Rogers Writers’ Trust 2014 shortlist: Carrie Snyder

Carrie Snyder on her influences, and an excerpt of her shortlisted book, ‘Girl Runner’

This year, on Nov. 4, the Rogers Writers’ Trust will be the first of Canada’s Big Three fiction prizes to announce its winner. Maclean’s asked each of the five nominees vying for the $25,000 award to comment on a past author “whose influence you feel in your own work, and how.” Their answers, and excerpts from their shortlisted books:

Carrie Snyder, 39, was nominated for her novel Girl Runner, about a centenarian Olympic distance runner looking back at her life.

I feel the ghosts of Canadian literature walking through my work. We moved to Canada when I was 10, and I came to know here through books. I read and reread L.M. Montgomery’s novels and stories—because I have red hair, everyone expected me to identify closely with Anne, whom indeed I loved and whose spirit walks with my Aganetha onto a barn roof in Girl Runner; but it was raven-haired Emily, aspiring writer and possessed of a mysterious second sight, who I wanted to be. (No, Aganetha is not afraid of ghosts.) As a young teen, I discovered Margaret Laurence’s dark, powerful heroines; Hagar stalks through Girl Runner, I am certain, though she’s angrier than Aganetha. Because I absorbed, too, the scrappy, funny hustler in Mordecai Richler’s The Apprenticeship of Duddy Kravitz and Margaret Atwood’s twisted urban comedy in The Edible Woman. Lodged into my consciousness is Michael Ondaatje’s In the Skin of a Lion with its rich romantic treatment of language and Alice Munro’s deep, clear-eyed illumination of The Lives of Girls and Women. Here is room for all: funny, dark, gothic, urban, romantic, crystalline, experimental, and spare. Here is terrific storytelling. I consider myself a follower in great forging footsteps—and an unabashed fan.

From Girl Runner:

The coach gives me the inside lane. Glad stretches beside me, swinging her arms in circles, bending and rocking at the waist, kicking her legs out like a dancer on a stage.

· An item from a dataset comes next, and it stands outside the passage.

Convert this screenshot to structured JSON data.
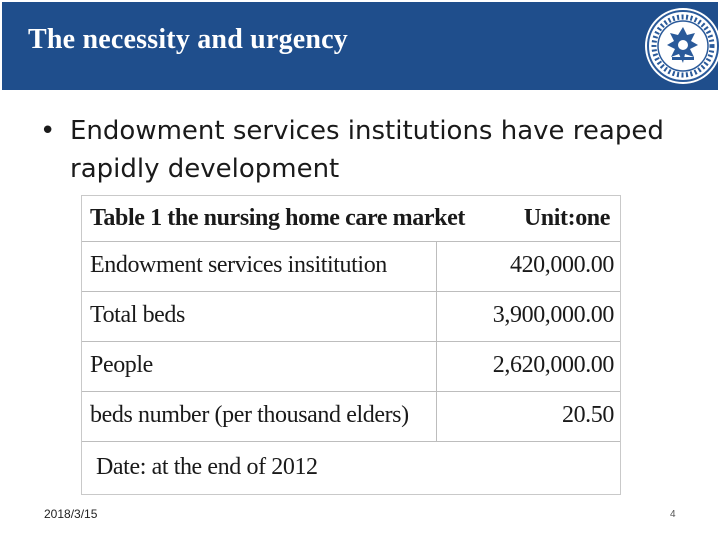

“Twice ’round,” says the coach. “On my go.”

And we’re off.

I can feel her giving me the track. She is being polite, offering up space like some kind of bargain, letting me run ahead. Is she going easy on me? I don’t like it. I’m offended. But it’s good to race with a bit of gristle on the tongue.

As we enter the first turn, it comes to me that I’ve never raced like this before. My toughest contests have been in the schoolyard against boys, straightforward tests with no tactical underbelly. I’m either the fastest, or close to it, an accepted fact, as it is also accepted that the longer the race, the more unlikely it will be that even the fastest, tallest, strongest boy could best me.

I’ve never raced anyone like Glad—my match. There crackles between us an undercurrent of emotions that I haven’t the experience to gauge, nor use to any advantage. All I know is that I’ve taken the first turn ahead of her, and I’ve stayed ahead, though she’s on my shoulder now, pushing a little. I don’t mean she touches me, I mean I can feel her presence, sapping me of will and strength, drip by drip, as if she’s put a tap into me. I have to get away from her.

I open up a gap between us on the back straightaway, but on the turn, she taps me again, easily, and it takes a kind of fury to pull away as we pass the coach. I catch a sense of him as if in a still photo, his hands clenched into fists at his sides, his shoulder muscles risen up, his mouth open. He might be shouting instructions or encouragement, but I can’t take it in.

I hear my own breath, chopping the air. The turn feels smooth. I haven’t given way this time. She hasn’t closed the gap. I’m ahead and sailing, and something in me loosens—and that is when she takes me. I don’t even feel her coming, but suddenly I hear the coach yelling, and I know he’s not yelling for me, he’s yelling for Glad. He wants her to win.

It’s like hitting a wall of water, like an ocean of resistance has risen up before me and I’m plunging into it. We are on the final turn and Glad is gathering speed ahead of me, seemingly without effort while I flail and churn through waves that come heavy and dark. I’m not sure I can stay upright for this last stretch.

She has me by an impossible gap. Still, I press. I finish on my feet. I have to walk in circles to stay upright. I feel like a fool, so easily tricked and beaten, battered, stolen of breath.

“Great run!” Glad dances around me, grinning, scarcely winded.

“Do another two of those, and then we’ll work on starts,” the coach directs Glad, and she salutes him, heads out, alone, to sprint the track. I watch her take that first corner, compact and mighty, her stride coming short, leaning into the curve with a force I know I don’t have.

“It’s your first day,” says the coach kindly. “Everyone has to have a first day.”